Die Lehrerverbände sprechen sich dafür aus, die Kantone zu Französisch in der Primarschule zu verpflichten. Bei der Ausgestaltung sollen die Kantone aber möglichst viel Spielraum erhalten. Diese Kompromisslösung könnte eine Brücke zwischen den beiden Lagern schlagen, schreiben der Dachverband Lehrerinnen und Lehrer Schweiz (LCH) und der Westschweizer Lehrerverband Syndicat des enseignants romands (SER) in einer gemeinsamen Mitteilung vom Montag.
Lehrer plädieren für Frühfranzösisch, NZZ, 4.10.

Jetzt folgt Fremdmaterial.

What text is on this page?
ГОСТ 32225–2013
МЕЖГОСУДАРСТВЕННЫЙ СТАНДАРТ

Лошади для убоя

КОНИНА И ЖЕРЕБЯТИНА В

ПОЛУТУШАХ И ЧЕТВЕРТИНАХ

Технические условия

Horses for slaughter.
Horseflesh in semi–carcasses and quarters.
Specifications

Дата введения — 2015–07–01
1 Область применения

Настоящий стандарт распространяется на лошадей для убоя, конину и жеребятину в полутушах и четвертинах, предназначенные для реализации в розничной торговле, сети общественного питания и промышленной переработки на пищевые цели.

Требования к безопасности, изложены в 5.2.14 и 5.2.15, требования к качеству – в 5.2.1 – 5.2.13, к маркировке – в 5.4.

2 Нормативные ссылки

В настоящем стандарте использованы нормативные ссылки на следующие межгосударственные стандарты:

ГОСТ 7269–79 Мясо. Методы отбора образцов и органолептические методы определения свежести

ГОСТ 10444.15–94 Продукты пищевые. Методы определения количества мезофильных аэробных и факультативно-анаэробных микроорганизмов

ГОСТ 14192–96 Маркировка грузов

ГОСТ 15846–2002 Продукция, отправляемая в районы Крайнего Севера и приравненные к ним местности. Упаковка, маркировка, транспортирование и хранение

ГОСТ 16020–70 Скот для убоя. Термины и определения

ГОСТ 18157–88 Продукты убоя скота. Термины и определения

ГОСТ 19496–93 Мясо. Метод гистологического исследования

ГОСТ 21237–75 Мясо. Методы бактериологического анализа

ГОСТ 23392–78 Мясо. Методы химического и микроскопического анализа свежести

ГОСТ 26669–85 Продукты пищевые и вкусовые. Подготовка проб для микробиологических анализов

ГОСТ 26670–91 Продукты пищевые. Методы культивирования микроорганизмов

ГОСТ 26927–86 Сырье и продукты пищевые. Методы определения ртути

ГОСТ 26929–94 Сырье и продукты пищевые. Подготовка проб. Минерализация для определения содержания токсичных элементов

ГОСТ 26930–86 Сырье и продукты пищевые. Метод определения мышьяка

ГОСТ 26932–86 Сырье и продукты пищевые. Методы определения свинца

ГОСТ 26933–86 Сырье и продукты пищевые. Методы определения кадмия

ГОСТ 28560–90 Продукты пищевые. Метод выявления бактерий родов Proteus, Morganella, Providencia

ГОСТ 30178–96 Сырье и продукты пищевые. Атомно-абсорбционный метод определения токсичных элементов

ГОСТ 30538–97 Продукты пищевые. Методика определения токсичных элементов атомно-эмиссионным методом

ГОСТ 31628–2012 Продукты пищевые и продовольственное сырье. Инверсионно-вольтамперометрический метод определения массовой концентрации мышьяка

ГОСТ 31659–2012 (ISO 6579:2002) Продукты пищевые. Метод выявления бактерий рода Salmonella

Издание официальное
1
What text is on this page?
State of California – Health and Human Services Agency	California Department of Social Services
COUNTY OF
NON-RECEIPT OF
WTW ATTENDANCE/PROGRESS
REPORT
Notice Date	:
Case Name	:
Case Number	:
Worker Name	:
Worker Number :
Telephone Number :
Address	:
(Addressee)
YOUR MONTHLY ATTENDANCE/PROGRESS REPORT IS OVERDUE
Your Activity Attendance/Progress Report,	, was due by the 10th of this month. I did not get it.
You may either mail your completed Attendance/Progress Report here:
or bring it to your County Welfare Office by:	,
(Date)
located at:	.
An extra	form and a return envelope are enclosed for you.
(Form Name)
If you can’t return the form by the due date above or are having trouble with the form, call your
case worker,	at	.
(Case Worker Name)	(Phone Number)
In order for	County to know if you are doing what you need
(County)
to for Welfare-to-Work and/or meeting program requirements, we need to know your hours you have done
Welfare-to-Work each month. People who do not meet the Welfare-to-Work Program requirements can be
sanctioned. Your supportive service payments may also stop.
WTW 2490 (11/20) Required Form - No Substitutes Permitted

Der Sprachenstreit war zuletzt durch den Kanton Thurgau angeheizt worden: Die Regierung schickte im Frühling den neuen Lehrplan der Volksschule in die Vernehmlassung, der keinen Französischunterricht in der Primarschule mehr vorsieht. Im Juli griff dann der Bundesrat ein. Er will im Sprachengesetz verankern, dass der Unterricht in der zweiten Landessprache bereits in der Primarschule beginnen soll. Der Bundesrat würde es vorziehen, nicht einschreiten zu müssen, erklärte Innenminister Alain Berset damals. Die Verfassung verpflichte ihn aber dazu, wenn die Kantonslösung nicht zustande komme.
Die Lehrerverbände stärken dem Bundesrat in dieser Frage nun den Rücken. Nur noch eine Landessprache auf der Primarstufe zu unterrichten, erachten sie als nicht zielführend. Die laufenden politischen Vorstösse in einzelnen Kantonen könnten beim Unterrichtsstart in den Landessprachen zu Differenzen von bis zu vier Schuljahren führen. Die Verbände schätzen die Kosten für den Nachholunterricht, falls Kinder in einen anderen Kanton ziehen, auf bis zu neun Millionen Franken.

Von den drei vorgeschlagenen Varianten des Bundesrates sprechen sich die Lehrerverbände für diejenige aus, die den Kantonen am meisten Spielraum lässt. Diese legt lediglich fest, dass der Unterricht in der zweiten Landessprache auf Primarstufe beginnen und bis zum Ende der Sekundarstufe I dauern muss. Dies würde auch den Lehrpersonen bei der Umsetzung in der Praxis entgegenkommen, heisst es weiter. Das ist auch der Vorschlag, den der Bundesrat bevorzugt. Ob diese Variante auch die Kantone überzeugt, ist unklar. Die Konferenz der kantonalen Erziehungsdirektoren (EDK) hatte sich in einer ersten Stellungnahme skeptisch über eine Bundesregelung gezeigt. Eine Intervention berge erhebliche Risiken.

Ursprünglich hatten sich die Kantone 2004 im Harmos-Konkordat darauf geeinigt, die erste Fremdsprache spätestens ab dem 3. Schuljahr und die zweite ab dem 5. Schuljahr zu unterrichten. Eine der beiden Sprachen ist eine Landessprache, die andere ist Englisch. Nun ziehen aber mehrere Kantone in Betracht, das Frühfranzösisch zu kippen. Abgesehen von Thurgau sind auch in den Kantonen Zürich, Luzern und St. Gallen entsprechende Initiativen hängig. In Graubünden wird über die Gültigkeit einer Initiative gestritten, der Fall liegt beim Bundesgericht. Glarus wiederum hat beschlossen, Französisch in der Real- und Oberschule nur als Wahlfach anzubieten. Vor allem in der Westschweiz ist die Empörung über diese Entwicklungen gross.